Notwithstanding the foregoing, it is expressly agreed and understood by the parties hereto (i) that the foregoing indemnification is not intended to, and shall not, constitute a guarantee of the collectibility or payment of the Transferred Receivables and (ii) that nothing in this Section 8.01 shall require the Seller to indemnify any Person (A) for Receivables which are not collected, not paid or uncollectible on account of the insolvency, bankruptcy, lack of creditworthiness or financial inability or unwillingness to pay of the applicable Obligor, (B) for damages, losses, claims or liabilities or related costs or expenses to the extent found in a final non-appealable judgment of a court of competent jurisdiction to have resulted from an Indemnified Party’s gross negligence or willful misconduct, or (C) for any income taxes or franchise taxes incurred by such Person arising out of or as a result of this Agreement or in respect of any Transferred Receivable or any Contract.
ARTICLE IX.
MISCELLANEOUS
SECTION 9.01 Amendments, Etc. No amendment or waiver of any provision of this Agreement or consent to any departure by the Seller therefrom shall be effective unless in a writing signed by the Purchaser and the Agent and, in the case of any amendment, also signed by the Seller, and then such amendment, waiver or consent shall be effective only in the specific instance and for the specific purpose for which given. No failure on the part of the Purchaser to exercise, and no delay in exercising, any right hereunder shall operate as a waiver thereof; nor shall any single or partial exercise of any right hereunder preclude any other or further exercise thereof or the exercise of any other right. Notwithstanding any other provision of this Section 9.01, Exhibit B hereto may be amended in accordance with the procedures set forth in Section 5.01(b).
SECTION 9.02 Notices, Etc.
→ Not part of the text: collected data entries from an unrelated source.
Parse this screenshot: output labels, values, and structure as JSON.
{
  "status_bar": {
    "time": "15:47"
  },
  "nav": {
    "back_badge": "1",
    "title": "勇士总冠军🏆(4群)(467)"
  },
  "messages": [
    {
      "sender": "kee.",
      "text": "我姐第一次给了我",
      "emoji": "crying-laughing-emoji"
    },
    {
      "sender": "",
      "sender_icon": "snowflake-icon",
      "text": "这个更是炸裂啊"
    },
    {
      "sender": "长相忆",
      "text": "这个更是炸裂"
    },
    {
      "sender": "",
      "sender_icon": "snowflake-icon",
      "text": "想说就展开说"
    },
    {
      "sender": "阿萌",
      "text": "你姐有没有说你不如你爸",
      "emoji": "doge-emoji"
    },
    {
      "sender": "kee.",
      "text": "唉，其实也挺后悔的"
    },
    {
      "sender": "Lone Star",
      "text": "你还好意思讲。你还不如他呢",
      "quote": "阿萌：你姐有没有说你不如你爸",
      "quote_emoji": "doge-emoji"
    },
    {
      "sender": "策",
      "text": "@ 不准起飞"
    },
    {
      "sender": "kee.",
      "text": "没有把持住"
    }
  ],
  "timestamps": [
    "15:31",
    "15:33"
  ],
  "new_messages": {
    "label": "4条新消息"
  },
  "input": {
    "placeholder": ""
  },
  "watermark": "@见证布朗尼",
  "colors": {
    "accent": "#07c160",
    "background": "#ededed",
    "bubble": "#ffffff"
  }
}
All notices and other communications hereunder shall, unless otherwise stated herein, be in writing (which shall include facsimile communication) and be faxed or delivered, to each party hereto, at its address set forth under its name on the signature pages hereof or at such other address as shall be designated by such party in a written notice to the other parties hereto. Notices and communications by facsimile shall be effective when sent (and shall be followed by hard copy sent by regular mail), and notices and communications sent by other means shall be effective when received.
SECTION 9.03 Binding Effect; Assignability. (a) This Agreement shall be binding upon and inure to the benefit of the Seller, the Purchaser and their respective successors and assigns; provided, however, that the Seller may not assign its rights or obligations hereunder or any interest herein without the prior written consent of the Purchaser and Agent. In connection with any sale or assignment by the Purchaser of all or a portion of the Transferred Receivables, the buyer or assignee, as the case may be, shall, to the extent of its purchase or assignment, have all rights of the Purchaser under this Agreement (as if such buyer or assignee, as the case may be, were the Purchaser hereunder) except to the extent specifically provided in the agreement between the Purchaser and such buyer or assignee, as the case may be.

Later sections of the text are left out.